The bottom line is, if all of this discussion is suppressed, then the truth will never come out and we are in an Orwellian "1984" situation.
You have to allow expression of ideas, even when it's infuriating. "He's so obviously wrong, he is harming society with his misinformation. People could die!" It's not your place to decide this, nor is it mine. Let the ideas flow, and the good ones will eventually predominate.

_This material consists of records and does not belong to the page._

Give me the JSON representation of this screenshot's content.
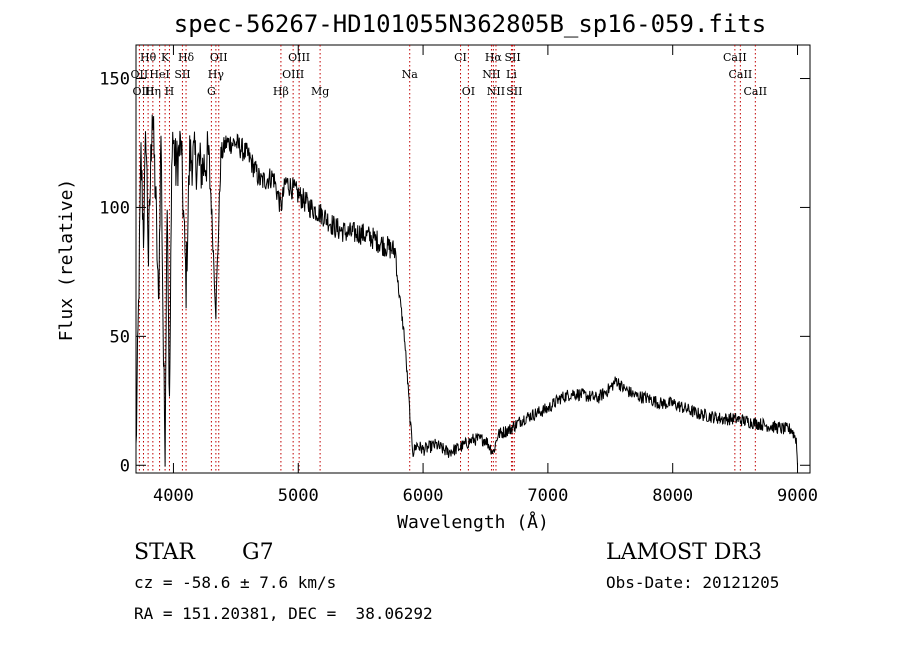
{
  "chart_data": {
    "type": "line",
    "title": "spec-56267-HD101055N362805B_sp16-059.fits",
    "xlabel": "Wavelength (Å)",
    "ylabel": "Flux (relative)",
    "xlim": [
      3700,
      9100
    ],
    "ylim": [
      -3,
      163
    ],
    "xticks": [
      4000,
      5000,
      6000,
      7000,
      8000,
      9000
    ],
    "yticks": [
      0,
      50,
      100,
      150
    ],
    "grid": false,
    "series": [
      {
        "x": [
          3700,
          3720,
          3740,
          3760,
          3780,
          3800,
          3830,
          3860,
          3880,
          3900,
          3920,
          3933,
          3950,
          3968,
          3990,
          4020,
          4060,
          4101,
          4130,
          4180,
          4230,
          4280,
          4300,
          4340,
          4380,
          4420,
          4500,
          4600,
          4700,
          4800,
          4861,
          4900,
          5000,
          5100,
          5200,
          5300,
          5400,
          5500,
          5600,
          5700,
          5780,
          5800,
          5850,
          5880,
          5900,
          5920,
          5950,
          6000,
          6100,
          6200,
          6300,
          6400,
          6500,
          6563,
          6600,
          6700,
          6800,
          6900,
          7000,
          7100,
          7200,
          7300,
          7400,
          7500,
          7550,
          7600,
          7700,
          7800,
          7900,
          8000,
          8100,
          8200,
          8300,
          8400,
          8500,
          8600,
          8700,
          8800,
          8900,
          8950,
          8990,
          9000
        ],
        "y": [
          5,
          60,
          120,
          90,
          130,
          80,
          140,
          100,
          60,
          130,
          40,
          10,
          110,
          20,
          130,
          115,
          125,
          70,
          120,
          118,
          115,
          120,
          105,
          60,
          120,
          125,
          125,
          120,
          110,
          112,
          100,
          110,
          105,
          100,
          97,
          92,
          90,
          90,
          88,
          85,
          83,
          70,
          50,
          30,
          15,
          5,
          8,
          6,
          8,
          5,
          7,
          10,
          10,
          5,
          12,
          14,
          18,
          20,
          22,
          26,
          28,
          27,
          26,
          30,
          33,
          30,
          27,
          26,
          24,
          24,
          22,
          20,
          19,
          18,
          18,
          17,
          16,
          15,
          14,
          14,
          10,
          0
        ]
      }
    ],
    "lines": [
      {
        "label": "Hθ",
        "x": 3797,
        "row": 0
      },
      {
        "label": "K",
        "x": 3933,
        "row": 0
      },
      {
        "label": "Hδ",
        "x": 4101,
        "row": 0
      },
      {
        "label": "OII",
        "x": 4363,
        "row": 0
      },
      {
        "label": "OIII",
        "x": 5007,
        "row": 0
      },
      {
        "label": "CI",
        "x": 6300,
        "row": 0
      },
      {
        "label": "Hα",
        "x": 6563,
        "row": 0
      },
      {
        "label": "SII",
        "x": 6717,
        "row": 0
      },
      {
        "label": "CaII",
        "x": 8498,
        "row": 0
      },
      {
        "label": "OII",
        "x": 3727,
        "row": 1
      },
      {
        "label": "HeI",
        "x": 3889,
        "row": 1
      },
      {
        "label": "SII",
        "x": 4072,
        "row": 1
      },
      {
        "label": "Hγ",
        "x": 4340,
        "row": 1
      },
      {
        "label": "OIII",
        "x": 4959,
        "row": 1
      },
      {
        "label": "Na",
        "x": 5893,
        "row": 1
      },
      {
        "label": "NII",
        "x": 6548,
        "row": 1
      },
      {
        "label": "Li",
        "x": 6708,
        "row": 1
      },
      {
        "label": "CaII",
        "x": 8542,
        "row": 1
      },
      {
        "label": "OIII",
        "x": 3760,
        "row": 2
      },
      {
        "label": "Hη",
        "x": 3835,
        "row": 2
      },
      {
        "label": "H",
        "x": 3968,
        "row": 2
      },
      {
        "label": "G",
        "x": 4304,
        "row": 2
      },
      {
        "label": "Hβ",
        "x": 4861,
        "row": 2
      },
      {
        "label": "Mg",
        "x": 5175,
        "row": 2
      },
      {
        "label": "OI",
        "x": 6363,
        "row": 2
      },
      {
        "label": "NII",
        "x": 6584,
        "row": 2
      },
      {
        "label": "SII",
        "x": 6731,
        "row": 2
      },
      {
        "label": "CaII",
        "x": 8662,
        "row": 2
      }
    ],
    "colors": {
      "spectrum": "#000000",
      "line_marker": "#c00000"
    }
  },
  "info": {
    "class": "STAR",
    "subclass": "G7",
    "survey": "LAMOST DR3",
    "cz": "cz = -58.6 ± 7.6 km/s",
    "obs_date": "Obs-Date: 20121205",
    "radec": "RA = 151.20381, DEC =  38.06292"
  }
}
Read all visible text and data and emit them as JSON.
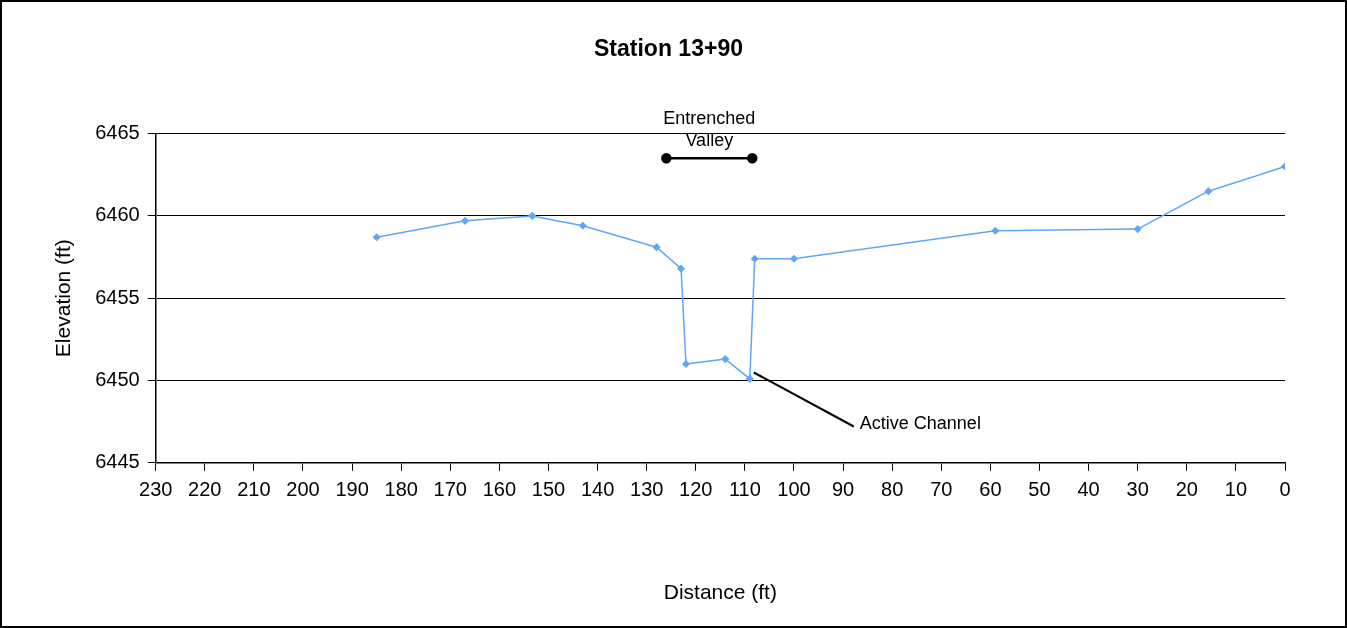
{
  "chart_data": {
    "type": "line",
    "title": "Station 13+90",
    "xlabel": "Distance (ft)",
    "ylabel": "Elevation (ft)",
    "xlim": [
      230,
      0
    ],
    "xticks": [
      230,
      220,
      210,
      200,
      190,
      180,
      170,
      160,
      150,
      140,
      130,
      120,
      110,
      100,
      90,
      80,
      70,
      60,
      50,
      40,
      30,
      20,
      10,
      0
    ],
    "ylim": [
      6445,
      6465
    ],
    "yticks": [
      6445,
      6450,
      6455,
      6460,
      6465
    ],
    "grid": "y",
    "legend": false,
    "marker": "diamond",
    "line_style": "solid",
    "series": [
      {
        "color": "#5ea7f5",
        "x": [
          185,
          167,
          153.3,
          143,
          128,
          123,
          122,
          114,
          109,
          108,
          100,
          59,
          30,
          15.6,
          0
        ],
        "values": [
          6458.7,
          6459.7,
          6460,
          6459.4,
          6458.1,
          6456.8,
          6451,
          6451.3,
          6450.1,
          6457.4,
          6457.4,
          6459.1,
          6459.2,
          6461.5,
          6463
        ]
      },
      {
        "name": "Entrenched Valley",
        "color": "#000000",
        "marker": "circle",
        "x": [
          126,
          108.5
        ],
        "values": [
          6463.5,
          6463.5
        ]
      }
    ],
    "annotations": [
      {
        "text": "Active Channel",
        "x": 109,
        "y": 6450
      }
    ]
  }
}
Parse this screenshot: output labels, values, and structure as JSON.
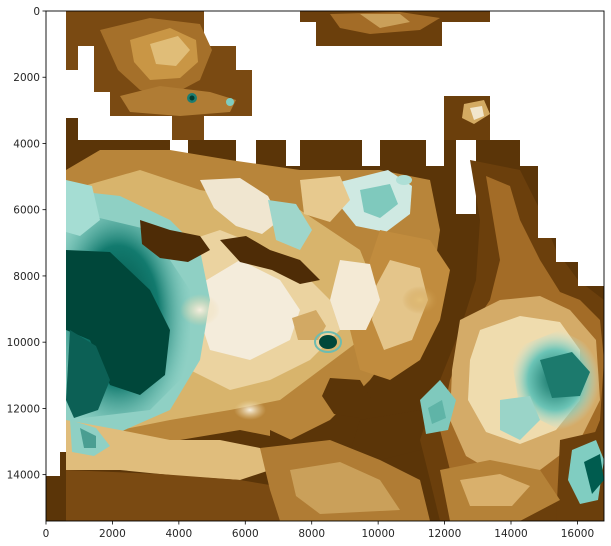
{
  "chart_data": {
    "type": "heatmap",
    "title": "",
    "xlabel": "",
    "ylabel": "",
    "colormap": "BrBG",
    "colorbar": false,
    "x_range": [
      0,
      16800
    ],
    "y_range": [
      15400,
      0
    ],
    "x_ticks": [
      0,
      2000,
      4000,
      6000,
      8000,
      10000,
      12000,
      14000,
      16000
    ],
    "y_ticks": [
      0,
      2000,
      4000,
      6000,
      8000,
      10000,
      12000,
      14000
    ],
    "x_tick_labels": [
      "0",
      "2000",
      "4000",
      "6000",
      "8000",
      "10000",
      "12000",
      "14000",
      "16000"
    ],
    "y_tick_labels": [
      "0",
      "2000",
      "4000",
      "6000",
      "8000",
      "10000",
      "12000",
      "14000"
    ],
    "nodata_color": "#ffffff",
    "colors": {
      "low": "#543005",
      "mid_low": "#bf812d",
      "mid": "#f5f5f5",
      "mid_high": "#80cdc1",
      "high": "#003c30"
    }
  }
}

Libel and slander are easy limitations for us to agree on. It seems pretty clear to me that we should offer protections to individuals on truthfulness of others speech.
What about package labeling? Company's are required to post truthful listings of their ingredients and labels if their products are shown to do harm. Is this an appropriate limitation of speech?
I suspect we could also agree that there are missinformation and disinformations that if distributed at a wide scales can also be seen go cause harm to individuals. Holocaust denial for instance is a fairly obvious rhetorical tool used to discredit the Jewish experience, promote anti-semitism, and recruit people into organizations seeking to do harm to Jewish people.
Anti Vaccine propaganda also does harm to members of our society as it reduces the efficacy of our public health programs and promotes the spread of deadly disease.
So my last question is only to ask what is the appropriate line for us as a society to draw? It appears Etsy has landed on "harmful falsehoods". This seems relatively sane to me, and I would expect most of the argument to lie in the word harmful rather than falsehood. I worry however that you're implying we might also be arguing about falsehoods.